The mQTL on LG XIII of the P.d. map was specifically associated with the abundance of pinostrobin 3, and the maximum LOD score (11.0) was found in the interval e40g0109–E33F3406r (Figure 4). Approximately 30% of the variance in pinostrobin 3 concentrations was explained by this mQTL.
In family 002, four mQTL were detected using mIM, of which one was in both populations of this family, i.e. in 87002 and 95002 (Table S2). This mQTL was located on LG IV of the genetic map of P. trichocarpa cv. V24 (P.t. map), between the markers e39g0319 and E39G0325 (Figure 4). Bootstrapping results indicated a >80% probability that the mQTL was located in this interval, which is less than 10 cM. An LOD score of 19.8 was obtained, and the mQTL affected significantly only the concentration of the flavanone 5 when the QTL results of the log ratios were surveyed (Table 2), explaining approximately 44% of its concentration variance (Table S2).
Notably, all mQTL were involved in the biosynthesis of one or two flavonoids that were only moderately correlated to all other flavonoid levels as revealed by the correlation networks (Figure 3). Furthermore, no mQTL were detected for the total peak height relative to the dry weight taken as an estimate of the total amount of aromatics.
Identification of candidate genes
Homologues of all known flavonoid biosynthesis genes were searched for in the poplar genome to identify possible candidate genes for the detected mQTL. The number of homologues found for each structural gene is shown in Table S4. For chalcone isomerase (CHI), flavanone 3-hydroxylase (F3H) and flavonoid 3′-hydroxylase (F3′H), only one homologue was detected in the poplar genome, i.e. on LG X, LG V and LG XIII respectively. Two to five homologues were found for the remaining flavonoid biosynthesis genes, and they were distributed over the genome.
To reveal whether some of the flavonoid biosynthesis (Figure 1) gene homologues were present in the mQTL, amplified fragment length polymorphism (AFLP) markers in the mQTL regions were sequenced and mapped in silico on the poplar genome sequence (Figure 4). Interestingly, LG III contained three CHS homologues that were located in the 90% confidence interval of the mQTL, namely between markers PMGC486c and e40g0213. In addition, a F3′H, a flavone synthase (FS) and two flavonol 3-O-glucosyltransferase (F3OGlcT) homologues were found on LG XIII. No homologues of flavonoid biosynthesis genes were detected on LG IV (Figure 4).
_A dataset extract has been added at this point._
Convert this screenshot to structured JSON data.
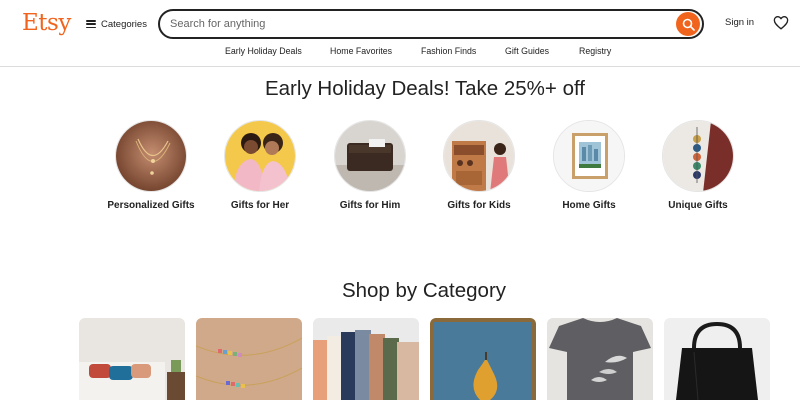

Because we hypothesize that the mQTL on LG XIII controlling the abundance of pinostrobin 3 and pinobanksin 3-acetate 4 are a methyltransferase and an acetyltransferase (see Discussion), hidden Markov marker (HMM) profiles of O-, C-, N- and S-methyltransferases and of CoA-dependent O-acyltransferases were constructed and used to search for homologues on the poplar genome (see Experimental procedures). One O-methyltransferase homologue and three CoA-dependent O-acyltransferases were mapped to the LG XIII (assembly version 1.0, June 2004; Figure 4).